En 30 ans, plusieurs acteurs locaux et internationaux du reggae lui rendent visite, y compris des selectors et propriétaires de sound systems, dont Wee Pow et Rory de StoneLove, Sky Juice de MetroMedia et Tony Matterhorn. La culture québécoise  des sounds systems est toujours bien représentée sur Basses fréquences, avec la visite régulière de sounds montréalais, en entrevues et en prestations, qu’il s’agisse de Little Thunder, James Bond, World Wide, Pull Up Selecta, Sativa Sound, Qualité De Luxe ou autres. Quant aux chanteurs, DJs et autres personnalités ayant été reçus à l'émission, on peut penser à Sugar Minott, Tarrus Riley, Cocoa Tea, Half Pint, Mutabaruka, Danakil, Bigga Ranx, David Rodigan ou Roger Steffens.

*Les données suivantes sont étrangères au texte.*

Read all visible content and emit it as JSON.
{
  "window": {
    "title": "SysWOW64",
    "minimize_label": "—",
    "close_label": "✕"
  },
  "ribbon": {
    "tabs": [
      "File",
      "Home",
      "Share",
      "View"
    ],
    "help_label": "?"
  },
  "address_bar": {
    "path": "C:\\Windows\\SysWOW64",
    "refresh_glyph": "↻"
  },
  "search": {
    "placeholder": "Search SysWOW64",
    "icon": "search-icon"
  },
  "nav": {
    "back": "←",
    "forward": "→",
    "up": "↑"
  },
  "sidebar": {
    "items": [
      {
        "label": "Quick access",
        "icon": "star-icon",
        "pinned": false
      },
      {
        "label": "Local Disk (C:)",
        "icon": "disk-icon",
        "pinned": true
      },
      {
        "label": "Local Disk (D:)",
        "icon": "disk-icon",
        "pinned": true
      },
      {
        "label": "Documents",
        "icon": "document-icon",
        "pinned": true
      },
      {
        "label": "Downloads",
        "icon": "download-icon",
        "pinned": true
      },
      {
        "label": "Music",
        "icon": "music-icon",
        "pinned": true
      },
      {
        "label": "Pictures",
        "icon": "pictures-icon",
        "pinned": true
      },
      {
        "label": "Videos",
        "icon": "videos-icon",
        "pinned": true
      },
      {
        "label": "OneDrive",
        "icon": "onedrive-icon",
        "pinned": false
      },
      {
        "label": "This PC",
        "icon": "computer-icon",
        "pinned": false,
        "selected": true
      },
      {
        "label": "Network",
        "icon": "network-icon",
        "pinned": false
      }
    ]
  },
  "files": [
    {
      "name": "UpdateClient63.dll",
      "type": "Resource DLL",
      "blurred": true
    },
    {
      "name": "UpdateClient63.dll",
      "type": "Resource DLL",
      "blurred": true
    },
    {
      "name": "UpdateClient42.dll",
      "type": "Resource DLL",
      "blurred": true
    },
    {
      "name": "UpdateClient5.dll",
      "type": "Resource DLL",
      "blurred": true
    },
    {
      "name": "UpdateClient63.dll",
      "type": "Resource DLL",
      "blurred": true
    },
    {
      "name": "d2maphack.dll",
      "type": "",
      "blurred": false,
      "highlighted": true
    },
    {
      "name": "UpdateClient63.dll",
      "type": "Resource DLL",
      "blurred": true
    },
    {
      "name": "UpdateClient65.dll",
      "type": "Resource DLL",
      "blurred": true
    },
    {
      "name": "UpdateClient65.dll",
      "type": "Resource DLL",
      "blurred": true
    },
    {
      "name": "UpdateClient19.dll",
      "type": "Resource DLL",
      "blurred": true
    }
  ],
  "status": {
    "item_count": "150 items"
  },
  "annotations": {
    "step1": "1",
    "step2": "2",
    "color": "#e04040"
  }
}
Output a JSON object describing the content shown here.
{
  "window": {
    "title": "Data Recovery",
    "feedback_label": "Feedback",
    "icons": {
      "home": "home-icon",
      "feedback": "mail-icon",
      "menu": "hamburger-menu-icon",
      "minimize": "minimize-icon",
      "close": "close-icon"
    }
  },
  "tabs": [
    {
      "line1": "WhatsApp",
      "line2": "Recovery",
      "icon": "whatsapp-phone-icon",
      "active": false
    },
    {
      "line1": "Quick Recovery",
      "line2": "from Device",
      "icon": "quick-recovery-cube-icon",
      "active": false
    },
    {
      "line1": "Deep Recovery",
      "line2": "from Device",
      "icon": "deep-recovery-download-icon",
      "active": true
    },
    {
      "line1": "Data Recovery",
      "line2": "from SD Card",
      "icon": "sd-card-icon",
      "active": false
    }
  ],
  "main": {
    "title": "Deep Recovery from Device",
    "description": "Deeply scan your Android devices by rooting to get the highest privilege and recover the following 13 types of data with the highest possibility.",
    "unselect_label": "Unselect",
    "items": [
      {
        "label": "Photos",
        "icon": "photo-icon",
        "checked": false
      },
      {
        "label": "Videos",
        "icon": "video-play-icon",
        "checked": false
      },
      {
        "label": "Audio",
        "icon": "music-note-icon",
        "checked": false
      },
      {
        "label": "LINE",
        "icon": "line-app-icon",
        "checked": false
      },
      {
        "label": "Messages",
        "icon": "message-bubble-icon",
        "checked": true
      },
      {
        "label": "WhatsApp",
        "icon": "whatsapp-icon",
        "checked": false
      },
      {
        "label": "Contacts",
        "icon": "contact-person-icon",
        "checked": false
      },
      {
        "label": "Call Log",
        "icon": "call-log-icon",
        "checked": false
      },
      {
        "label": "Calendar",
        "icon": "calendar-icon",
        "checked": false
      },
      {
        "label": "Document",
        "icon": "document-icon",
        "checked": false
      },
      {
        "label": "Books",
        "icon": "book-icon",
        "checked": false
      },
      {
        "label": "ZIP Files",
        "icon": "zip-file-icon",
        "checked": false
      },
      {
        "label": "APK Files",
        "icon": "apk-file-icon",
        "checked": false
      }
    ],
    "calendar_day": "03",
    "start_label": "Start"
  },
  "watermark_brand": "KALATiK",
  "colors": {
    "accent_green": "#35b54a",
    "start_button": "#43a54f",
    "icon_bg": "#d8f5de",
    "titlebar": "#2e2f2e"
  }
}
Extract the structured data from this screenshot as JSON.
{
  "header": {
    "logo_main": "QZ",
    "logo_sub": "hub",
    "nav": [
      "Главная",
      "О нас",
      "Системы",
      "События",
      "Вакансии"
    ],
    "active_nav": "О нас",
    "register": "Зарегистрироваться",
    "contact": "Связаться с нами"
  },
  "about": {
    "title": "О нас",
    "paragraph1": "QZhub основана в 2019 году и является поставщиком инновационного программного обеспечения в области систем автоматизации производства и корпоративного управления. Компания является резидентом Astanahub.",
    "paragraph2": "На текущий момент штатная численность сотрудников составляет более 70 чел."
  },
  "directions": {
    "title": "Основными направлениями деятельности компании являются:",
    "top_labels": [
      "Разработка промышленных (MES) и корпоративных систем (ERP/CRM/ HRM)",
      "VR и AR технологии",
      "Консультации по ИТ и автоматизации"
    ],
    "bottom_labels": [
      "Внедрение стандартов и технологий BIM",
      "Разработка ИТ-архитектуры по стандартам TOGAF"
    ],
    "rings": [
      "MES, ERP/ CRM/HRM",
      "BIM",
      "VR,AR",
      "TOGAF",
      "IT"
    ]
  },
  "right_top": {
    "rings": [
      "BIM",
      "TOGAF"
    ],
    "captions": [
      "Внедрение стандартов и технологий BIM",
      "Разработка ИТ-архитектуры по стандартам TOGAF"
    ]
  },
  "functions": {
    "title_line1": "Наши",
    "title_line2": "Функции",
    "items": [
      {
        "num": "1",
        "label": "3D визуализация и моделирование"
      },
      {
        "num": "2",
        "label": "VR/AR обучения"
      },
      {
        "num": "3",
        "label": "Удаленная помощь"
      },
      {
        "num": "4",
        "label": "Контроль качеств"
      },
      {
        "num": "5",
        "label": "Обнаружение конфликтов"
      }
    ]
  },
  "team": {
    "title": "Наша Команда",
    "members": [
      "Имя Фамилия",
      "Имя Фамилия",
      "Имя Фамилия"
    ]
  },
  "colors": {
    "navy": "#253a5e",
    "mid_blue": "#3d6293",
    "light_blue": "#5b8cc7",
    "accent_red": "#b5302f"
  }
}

À compter de 1990, l’émission est enregistrée dans plusieurs clubs et bars : le Bar Chez Alain, les Foufounes électriques, le Keur Samba, le Bar St-Laurent, le Blue Dog, le Kode Bar et le Groove Nation. Depuis presque dix ans, l’émission parvient maintenant préenregistrée des Studios SB, à Montréal, sauf en période de confinement, où l’équipe se réunit par Messenger.

Une programmation spécialisée

À la fin des années 80, le CRTC imposait aux radios commerciales la programmation de premier plan. Chaque station devait fournir un nombre d’heures de programmation de musique spécialisée, bonifiée de contenu informatif. Or, les musiques catégorisées comme «spécialisées» de l’époque étaient rares : seuls le courant New Age (musique instrumentale nouvel âge) et le reggae en faisaient partie. À l’époque, Bob Marley était la seule et unique superstar des pays en développement; le reggae fut donc la première «musique du monde» à s’imposer auprès d’un public rock et pop. Ainsi, sur CKOI, on retrouvait l’émission Reggae, Reggae; sur CHOM, Caribeat avec Gary Steckles; sur MIX 96, 96 Degrees In The Shade; et sur CKMF, une émission enregistrée la nuit dans les studios de la JBC (Jamaica Broadcasting Corporation), en français!

Pour tout fan de reggae qui se respectait, il devenait impératif de syntoniser toutes ces émissions hebdomadaires religieusement. Vers 1989, le CRTC abandonne l’imposition de premier plan aux radios commerciales, et ces émissions spécialisées sont retirées des ondes, ce qui crée un besoin évident.

C’est au Nubia, bar reggae montréalais par excellence du moment, que se rencontrent André Breault, musicien et réalisateur, et Richard Lafrance, journaliste et publiciste. Tous deux issus de la radio étudiante, ils se lancent le défi de monter une émission reggae hebdomadaire pour partager leur passion de cette musique diffusée dans les dancehalls jamaïcains. En effet, «l’après-Bob» avait donné naissance au son Dancehall, diffusé en Jamaïque comme à travers la diaspora, une musique presque inconnue à l’extérieur de la culture des sound systems.